Антон, третий в семье ребенок (всего семеро детей родилось), с сызмальства проявлял ребячью особенность. Так, по ночам, он нередко спал с беспокойными грезами, отчего даже падал с палатей; вставал же раненько — чуть забрезживал рассвет, точно боялся пропустить — и не увидеть — нечто-нечто сказочное, еще невиданное никем. А днем он с тех самых пор, как помнит себя, не спал никогда — не хотел и не принуждал себя поспать, когда даже и уставал. Отчасти только поэтому он и не пошел в детский сад, открывшийся в соседской крайней избе, только что конфискованной, выходит, за просто так у раскулаченного дяди Трофима; не пошел, несмотря на родительские уговоры, и упирался раз что есть сил, когда в шутку молодые задорные нянечки попытались, схватив его и смеясь, затащить туда, в помещение. К тому времени, мнилось ему, он уже самолично мог решить, как ему быть и поступать иногда; потому он уже активно сопротивлялся очевидному насилию и со стороны взрослых, кто бы то ни был.
Он очень рано — один бог ведает, почему, — начал рисовать. Возможно, по какому-то наитию, стечению обстоятельств; это пристрастие пришло к нему еще раньше, чем раскулачили дядю Трофима, когда еще тот, буйный в пьянстве, возвращаясь в очередной раз домой, еще издали громко вопрошал у своих домочадцев: — «Вот я иду! Рады вы мне или нет, признавайтесь?!» И ежели слышал в ответ от жены непокорной: — «Да черт рад тебе!» то начинал с угрозами гоняться за тремя большими сыновьями, бить посуду, попадавшую ему под руку, стекла. А утром, проспавшись, протрезвев, виновато волок со стекольщиком ящик стекла и стеклил окна заново. Вся же вина этого семейства, ставшего жертвой раскулачивания, состояла в том, что оно держало шаповальный станок и валяло валенки.

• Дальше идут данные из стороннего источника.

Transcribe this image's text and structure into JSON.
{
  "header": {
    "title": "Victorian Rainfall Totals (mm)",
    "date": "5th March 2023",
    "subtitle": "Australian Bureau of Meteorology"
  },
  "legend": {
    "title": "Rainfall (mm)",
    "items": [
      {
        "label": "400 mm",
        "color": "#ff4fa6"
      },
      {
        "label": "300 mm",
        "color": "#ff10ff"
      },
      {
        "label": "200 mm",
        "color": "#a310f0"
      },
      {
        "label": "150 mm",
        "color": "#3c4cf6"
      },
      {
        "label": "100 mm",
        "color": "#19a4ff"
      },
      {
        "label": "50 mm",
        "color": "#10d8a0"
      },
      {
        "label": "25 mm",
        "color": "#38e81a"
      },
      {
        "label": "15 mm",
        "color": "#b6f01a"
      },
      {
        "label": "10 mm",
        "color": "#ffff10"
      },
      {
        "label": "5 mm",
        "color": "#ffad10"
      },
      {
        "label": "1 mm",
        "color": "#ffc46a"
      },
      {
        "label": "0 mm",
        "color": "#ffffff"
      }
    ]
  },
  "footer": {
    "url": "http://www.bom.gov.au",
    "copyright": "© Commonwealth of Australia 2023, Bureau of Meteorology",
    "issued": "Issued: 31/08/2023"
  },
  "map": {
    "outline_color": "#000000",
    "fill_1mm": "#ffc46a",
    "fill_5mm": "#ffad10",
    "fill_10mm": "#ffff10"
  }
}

Но тогда Антон с восторгом в душе открывал величие и гармонию природы, которые он увидал, почувствовал, увязавшись с тетей Полей в ранние и поздние поездки по окрестностям на лохматой смирной лошадке. Еще до семи лет от роду, будучи в первом классе, он написал лозунг в школе о Первом Мае. А сочинительством занялся попозже, поначалу — с того, что расписывал, или уточнял, на полях акварелей быстро меняющиеся в природе цвета и оттенки многих предметов, вещей, чтобы успеть, угнаться, ухватить нужное. Зачем? От тщеславия — все запечатлеть? Для чего? Он и сам пока не знал, пригодится ли ему его такой наивный порыв. В моде ли еще сентиментальность?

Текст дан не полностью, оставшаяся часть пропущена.